Page:Œuvres de Walter Scott, Ménard, traduction Montémont, tome 12, 1838.djvu/428

Le texte de cette page a été corrigé et est conforme au fac-similé.

— Je ne songerais pas à quitter votre demeure hospitalière, vénérable prieur, si je ne me sentais capable de supporter la fatigue du voyage, et si je n’étais forcé de ne pas tarder davantage.

— Et qui donc peut vous obliger à un si prompt départ ?

— N’avez-vous donc jamais, mon digne père, lui répondit le chevalier, éprouvé de fâcheux pressentiments auxquels il vous était impossible d’assigner aucune cause ? Votre esprit ne s’est-il jamais trouvé obscurci par des nuages que je peux comparer aux paysages fantastiques qui, apparaissant tout-à-coup à l’horizon pendant que le soleil brille de toute sa splendeur, sont les précurseurs de l’orage ? Croyez-vous que de tels pressentiments ne méritent pas quelque attention, et qu’ils ne soient pas des inspirations par lesquelles nos anges gardiens nous avertissent de quelques dangers imprévus ?

— Je ne saurais nier, » dit le prieur en faisant un signe de croix, « que le ciel n’ait ce pouvoir, et que de pareilles choses n’aient existé ; mais alors de telles inspirations avaient un but visible et utile. Mais toi, blessé comme tu l’es, à quoi te servirait de suivre les pas de celui que tu ne peux secourir s’il était attaqué ?

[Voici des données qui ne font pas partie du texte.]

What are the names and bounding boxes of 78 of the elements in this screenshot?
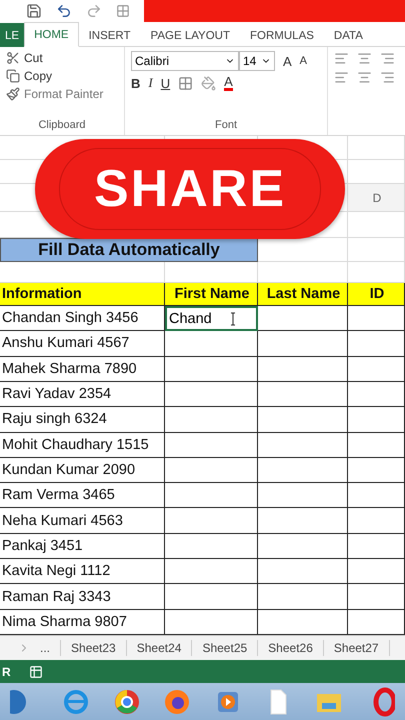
- group-label: Font: [214, 119, 238, 133]
- table-cell: [348, 407, 405, 433]
- table-cell: [348, 534, 405, 560]
- column-header[interactable]: D: [348, 184, 405, 212]
- table-cell: Pankaj 3451: [0, 534, 165, 560]
- table-cell: [348, 331, 405, 357]
- table-cell: [348, 458, 405, 484]
- status-text: R: [2, 664, 11, 678]
- table-cell: [348, 483, 405, 508]
- sheet-tab[interactable]: Sheet27: [324, 640, 390, 656]
- paintbrush-icon: [6, 87, 20, 101]
- italic-button[interactable]: I: [148, 75, 153, 91]
- font-color-button[interactable]: A: [224, 75, 233, 91]
- clipboard-command[interactable]: Copy: [6, 69, 118, 83]
- table-cell: Mohit Chaudhary 1515: [0, 432, 165, 458]
- header-cell: Last Name: [258, 283, 348, 306]
- align-icon[interactable]: [334, 70, 349, 85]
- clipboard-command[interactable]: Cut: [6, 51, 118, 65]
- sheet-tab[interactable]: Sheet23: [61, 640, 127, 656]
- table-cell: Nima Sharma 9807: [0, 610, 165, 635]
- ribbon-tab[interactable]: INSERT: [78, 23, 141, 47]
- table-cell: [348, 508, 405, 534]
- align-icon[interactable]: [334, 51, 349, 66]
- table-cell: [348, 432, 405, 458]
- table-cell: Anshu Kumari 4567: [0, 331, 165, 357]
- font-name-field[interactable]: Calibri: [131, 51, 239, 71]
- ribbon-tab[interactable]: HOME: [24, 22, 79, 47]
- sheet-tab[interactable]: Sheet24: [126, 640, 192, 656]
- fill-color-icon[interactable]: [201, 76, 216, 90]
- underline-button[interactable]: U: [160, 76, 170, 90]
- table-cell: Mahek Sharma 7890: [0, 356, 165, 382]
- redo-icon[interactable]: [86, 3, 102, 19]
- header-cell: ID: [348, 283, 405, 306]
- align-icon[interactable]: [357, 70, 372, 85]
- align-icon[interactable]: [357, 51, 372, 66]
- align-icon[interactable]: [380, 70, 395, 85]
- grid-cell: [348, 238, 405, 262]
- share-button[interactable]: SHARE: [35, 139, 345, 239]
- text-cursor-icon: [230, 312, 236, 326]
- sheet-tab[interactable]: Sheet26: [258, 640, 324, 656]
- grid-cell: [348, 212, 405, 238]
- ribbon-tab[interactable]: DATA: [324, 23, 373, 47]
- table-cell: [348, 356, 405, 382]
- table-cell: Kavita Negi 1112: [0, 559, 165, 584]
- shrink-font-button[interactable]: A: [300, 55, 308, 67]
- table-cell: [348, 382, 405, 408]
- copy-icon: [6, 69, 20, 83]
- table-cell: [348, 559, 405, 584]
- table-cell: Raman Raj 3343: [0, 584, 165, 610]
- header-cell: First Name: [165, 283, 258, 306]
- bold-button[interactable]: B: [131, 76, 140, 90]
- table-cell: Ram Verma 3465: [0, 483, 165, 508]
- sheet-title: Fill Data Automatically: [0, 238, 258, 262]
- table-cell: Ravi Yadav 2354: [0, 382, 165, 408]
- table-cell: Neha Kumari 4563: [0, 508, 165, 534]
- borders-icon[interactable]: [178, 76, 194, 90]
- sheet-tab[interactable]: Sheet25: [192, 640, 258, 656]
- grow-font-button[interactable]: A: [283, 54, 292, 68]
- header-cell: Information: [0, 283, 165, 306]
- sheet-tab[interactable]: ...: [30, 640, 62, 656]
- font-size-field[interactable]: 14: [239, 51, 275, 71]
- scissors-icon: [6, 51, 20, 65]
- save-icon[interactable]: [26, 3, 42, 19]
- undo-icon[interactable]: [56, 3, 72, 19]
- grid-cell: [348, 262, 405, 283]
- table-cell: [348, 306, 405, 332]
- clipboard-command[interactable]: Format Painter: [6, 87, 118, 101]
- file-tab[interactable]: LE: [0, 23, 24, 47]
- grid-icon[interactable]: [116, 4, 130, 18]
- table-cell: [348, 584, 405, 610]
- table-cell: Kundan Kumar 2090: [0, 458, 165, 484]
- sheet-icon[interactable]: [28, 664, 43, 678]
- ribbon-tab[interactable]: PAGE LAYOUT: [140, 23, 240, 47]
- table-cell: Chandan Singh 3456: [0, 306, 165, 332]
- table-cell: Raju singh 6324: [0, 407, 165, 433]
- group-label: Clipboard: [37, 119, 87, 133]
- ribbon-tab[interactable]: FORMULAS: [240, 23, 324, 47]
- align-icon[interactable]: [380, 51, 395, 66]
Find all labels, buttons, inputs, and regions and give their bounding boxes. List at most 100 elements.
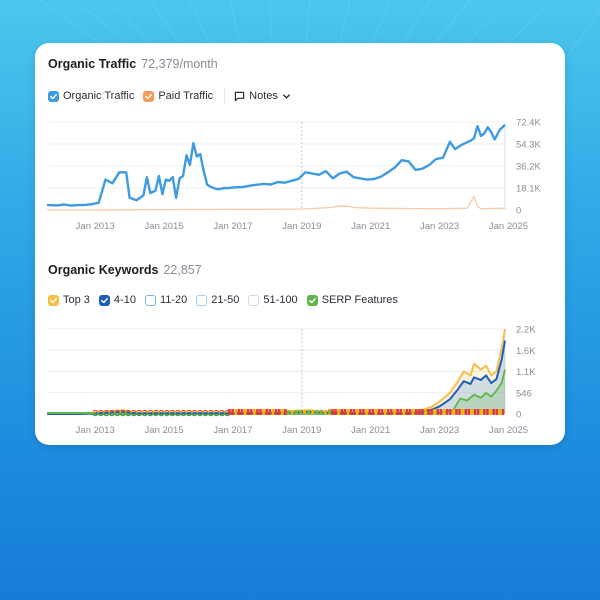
- keywords-chart: 0 546 1.1K 1.6K 2.2K Jan 2013 Jan 2015 Jan 2017…: [47, 325, 536, 436]
- serp-event-marker: [371, 409, 375, 415]
- serp-event-marker: [473, 409, 477, 415]
- serp-event-marker: [489, 409, 492, 415]
- x-tick-label: Jan 2021: [351, 221, 390, 232]
- serp-event-marker: [386, 409, 390, 415]
- serp-event-marker: [368, 409, 371, 415]
- serp-event-marker: [246, 409, 250, 415]
- checkbox-unchecked-icon[interactable]: [248, 294, 260, 306]
- traffic-metric: 72,379/month: [141, 57, 218, 71]
- serp-event-marker: [280, 409, 284, 415]
- serp-event-marker: [343, 409, 347, 415]
- serp-event-marker: [436, 409, 440, 415]
- serp-event-marker: [286, 410, 290, 414]
- serp-event-marker: [283, 409, 287, 415]
- checkbox-checked-icon[interactable]: [306, 294, 318, 306]
- serp-event-marker: [380, 409, 384, 415]
- legend-label: Paid Traffic: [158, 90, 214, 102]
- legend-paid-traffic[interactable]: Paid Traffic: [143, 90, 213, 102]
- x-tick-label: Jan 2025: [489, 425, 528, 436]
- serp-event-marker: [476, 409, 480, 415]
- x-tick-label: Jan 2021: [351, 425, 390, 436]
- serp-event-marker: [483, 409, 486, 415]
- serp-event-marker: [439, 409, 443, 415]
- serp-event-marker: [365, 409, 368, 415]
- legend-11-20[interactable]: 11-20: [144, 294, 187, 306]
- serp-event-marker: [337, 409, 340, 415]
- y-tick-label: 18.1K: [516, 184, 541, 195]
- legend-51-100[interactable]: 51-100: [248, 294, 298, 306]
- y-tick-label: 72.4K: [516, 118, 541, 129]
- serp-event-marker: [501, 409, 505, 415]
- notes-dropdown[interactable]: Notes: [234, 90, 295, 102]
- keywords-title: Organic Keywords 22,857: [48, 263, 202, 277]
- serp-event-marker: [498, 409, 502, 415]
- serp-event-marker: [352, 409, 356, 415]
- notes-label: Notes: [249, 90, 278, 102]
- serp-event-marker: [271, 409, 275, 415]
- serp-event-marker: [417, 409, 421, 415]
- y-tick-label: 2.2K: [516, 325, 536, 336]
- legend-organic-traffic[interactable]: Organic Traffic: [48, 90, 134, 102]
- checkbox-checked-icon[interactable]: [48, 294, 59, 306]
- legend-serp-features[interactable]: SERP Features: [306, 294, 398, 306]
- serp-event-marker: [307, 410, 311, 414]
- checkbox-checked-icon[interactable]: [48, 90, 59, 102]
- serp-event-marker: [303, 410, 307, 414]
- serp-event-marker: [455, 409, 458, 415]
- checkbox-unchecked-icon[interactable]: [196, 294, 208, 306]
- serp-event-marker: [331, 409, 334, 415]
- serp-event-marker: [414, 409, 418, 415]
- legend-21-50[interactable]: 21-50: [196, 294, 239, 306]
- serp-event-marker: [377, 409, 381, 415]
- serp-event-marker: [323, 410, 327, 414]
- serp-event-marker: [421, 409, 424, 415]
- legend-4-10[interactable]: 4-10: [98, 294, 136, 306]
- serp-event-marker: [290, 410, 294, 414]
- serp-event-marker: [479, 409, 483, 415]
- x-tick-label: Jan 2019: [282, 425, 321, 436]
- keywords-legend: Top 3 4-10 11-20 21-50 51-100 SERP Featu…: [48, 294, 407, 306]
- serp-event-marker: [470, 409, 474, 415]
- legend-label: 4-10: [113, 294, 136, 306]
- traffic-legend: Organic Traffic Paid Traffic Notes: [48, 88, 295, 104]
- serp-event-marker: [464, 409, 468, 415]
- legend-top-3[interactable]: Top 3: [48, 294, 90, 306]
- checkbox-checked-icon[interactable]: [143, 90, 155, 102]
- x-tick-label: Jan 2025: [489, 221, 528, 232]
- checkbox-unchecked-icon[interactable]: [144, 294, 156, 306]
- organic-traffic-line: [46, 124, 506, 207]
- serp-event-marker: [256, 409, 259, 415]
- y-tick-label: 36.2K: [516, 162, 541, 173]
- serp-event-marker: [253, 409, 256, 415]
- serp-event-marker: [424, 409, 427, 415]
- serp-event-marker: [340, 409, 344, 415]
- serp-event-marker: [346, 409, 350, 415]
- serp-event-marker: [402, 409, 406, 415]
- serp-event-marker: [362, 409, 365, 415]
- serp-event-marker: [430, 409, 433, 415]
- keywords-title-text: Organic Keywords: [48, 263, 159, 277]
- serp-event-marker: [408, 409, 412, 415]
- serp-event-marker: [234, 409, 238, 415]
- legend-label: Organic Traffic: [63, 90, 135, 102]
- serp-event-marker: [355, 409, 359, 415]
- traffic-chart: 0 18.1K 36.2K 54.3K 72.4K Jan 2013 Jan 2015 Jan…: [46, 118, 541, 232]
- serp-event-marker: [294, 410, 298, 414]
- serp-event-marker: [237, 409, 241, 415]
- serp-event-marker: [492, 409, 495, 415]
- serp-event-marker: [393, 409, 396, 415]
- serp-event-marker: [461, 409, 464, 415]
- serp-event-marker: [390, 409, 393, 415]
- serp-event-marker: [231, 409, 234, 415]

— Vous vous trompez, prieur. Je me sens assez de force pour échanger un coup de lance contre quiconque voudrait me défier. Mais ne peut-il courir aucun autre péril où je pourrais le secourir autrement que par les armes ? Nous ne savons que trop que les Saxons n’aiment pas la race normande ; et qui sait ce qui peut arriver s’il paraît au milieu d’eux, dans un moment où leurs cœurs sont irrités de la mort d’Athelstane, et où leurs têtes seront échauffées par les orgies du banquet funéraire ? Je regarde ce moment comme très dangereux, et je suis résolu de partager ou de prévenir le danger auquel il s’expose. Je te prie donc de me prêter à cet effet un palefroi dont le pas soit plus doux que celui de mon destrier.

— Assurément, » dit le vénérable ecclésiastique, « vous aurez ma propre haquenée ; elle est accoutumée à l’amble, et son allure est aussi douce que celle de la jument de l’abbé de Saint-Alban. Vous ne pourriez trouver une monture plus commode que Malkin (c’est ainsi que je la nomme), fût-ce même le poulain du jongleur qui danse à travers les œufs sans en casser un seul. C’est un présent du prieur de Saint-Bees. Il m’arrive souvent, lorsque je voyage avec elle, de composer des homélies destinées à l’édification des frères de ce couvent et des autres chrétiens qui assistent à nos offices et à nos instructions.